Designing our lives. While these domains are permanent, the specific "discourses" or cultural interpretations within them vary historically and individually. Understanding these domains allows us to become conscious observers and designers of our own lives, enabling us to identify where breakdowns occur and to invent new possibilities for action within these fundamental structures.

9. Disclosive Listening: Inventing New Shared Realities

Listening is a matter of attuning oneself to a general style and articulating it by listening to what distinctions are the appropriate ones for this new style.

Beyond information processing. Traditional listening models often assume an "information-processing" mind and a "designative" view of language, where the goal is to transmit identical meanings. This approach is flawed because language is primarily "expressive," functioning to draw people into a shared "disclosive space" of possibilities, rather than just conveying data.

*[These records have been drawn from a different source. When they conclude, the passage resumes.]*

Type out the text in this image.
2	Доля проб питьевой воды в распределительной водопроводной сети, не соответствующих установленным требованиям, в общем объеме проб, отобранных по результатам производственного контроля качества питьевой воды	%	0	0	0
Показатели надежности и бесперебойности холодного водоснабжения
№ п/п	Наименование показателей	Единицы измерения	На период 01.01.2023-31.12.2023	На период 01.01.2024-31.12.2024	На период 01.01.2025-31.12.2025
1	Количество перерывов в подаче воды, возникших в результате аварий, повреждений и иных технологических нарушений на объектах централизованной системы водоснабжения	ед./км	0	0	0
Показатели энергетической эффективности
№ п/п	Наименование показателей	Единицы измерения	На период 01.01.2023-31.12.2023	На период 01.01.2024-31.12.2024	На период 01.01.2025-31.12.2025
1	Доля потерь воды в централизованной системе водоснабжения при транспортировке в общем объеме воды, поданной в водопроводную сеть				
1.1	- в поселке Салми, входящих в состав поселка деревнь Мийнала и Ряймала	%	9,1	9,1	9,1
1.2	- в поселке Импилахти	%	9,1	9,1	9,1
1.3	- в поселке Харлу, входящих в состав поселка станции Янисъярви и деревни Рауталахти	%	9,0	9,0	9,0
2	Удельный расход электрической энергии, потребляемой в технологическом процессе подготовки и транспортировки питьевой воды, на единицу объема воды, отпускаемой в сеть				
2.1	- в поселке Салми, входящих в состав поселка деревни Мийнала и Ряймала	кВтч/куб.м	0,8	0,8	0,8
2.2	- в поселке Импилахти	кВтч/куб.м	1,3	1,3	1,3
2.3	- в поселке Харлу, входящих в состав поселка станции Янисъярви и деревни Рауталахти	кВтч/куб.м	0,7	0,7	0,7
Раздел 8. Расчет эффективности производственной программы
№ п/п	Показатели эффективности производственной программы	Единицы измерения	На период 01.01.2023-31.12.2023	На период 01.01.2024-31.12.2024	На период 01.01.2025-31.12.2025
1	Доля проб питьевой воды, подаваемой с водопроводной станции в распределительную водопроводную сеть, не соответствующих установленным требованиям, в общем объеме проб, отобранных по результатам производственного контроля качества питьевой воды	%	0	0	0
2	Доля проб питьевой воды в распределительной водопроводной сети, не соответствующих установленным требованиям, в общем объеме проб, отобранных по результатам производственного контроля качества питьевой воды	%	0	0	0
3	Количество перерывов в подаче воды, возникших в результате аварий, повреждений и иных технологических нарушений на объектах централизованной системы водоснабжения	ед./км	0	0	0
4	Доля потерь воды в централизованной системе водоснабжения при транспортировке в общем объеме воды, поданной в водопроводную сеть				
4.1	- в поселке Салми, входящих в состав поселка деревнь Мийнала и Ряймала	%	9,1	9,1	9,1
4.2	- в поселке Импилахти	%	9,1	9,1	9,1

Principles of disclosive listening:

  • Articulation: Listening involves attuning to the "style" or "mood" of a conversation and articulating the charged distinctions that emerge from that shared experience. It's about building a new story together, not just understanding the speaker's existing one.
  • Collaboration: Effective listening seeks to draw out and collect the richest possible deposit of skills and aptitudes in the other person. It's a collaborative process of inventing new possibilities and identities, rather than steering towards a predetermined outcome or selling to types.
  • Anomalies: True listening also attends to "anomalies"—those unexpected moments or shifts that don't fit existing patterns. These are crucial signals that the established disclosive space may be becoming irrelevant or stifling, indicating a need for new distinctions and a re-invention of the relationship.

Creating new realities. Disclosive listening is not about the listener seeing things as the speaker does, but about developing a new, shared disclosive space where both parties can make sense of each other and invent new ways of seeing and acting. This transformative listening fosters wonder, resonance, and the capacity to adapt to changing realities.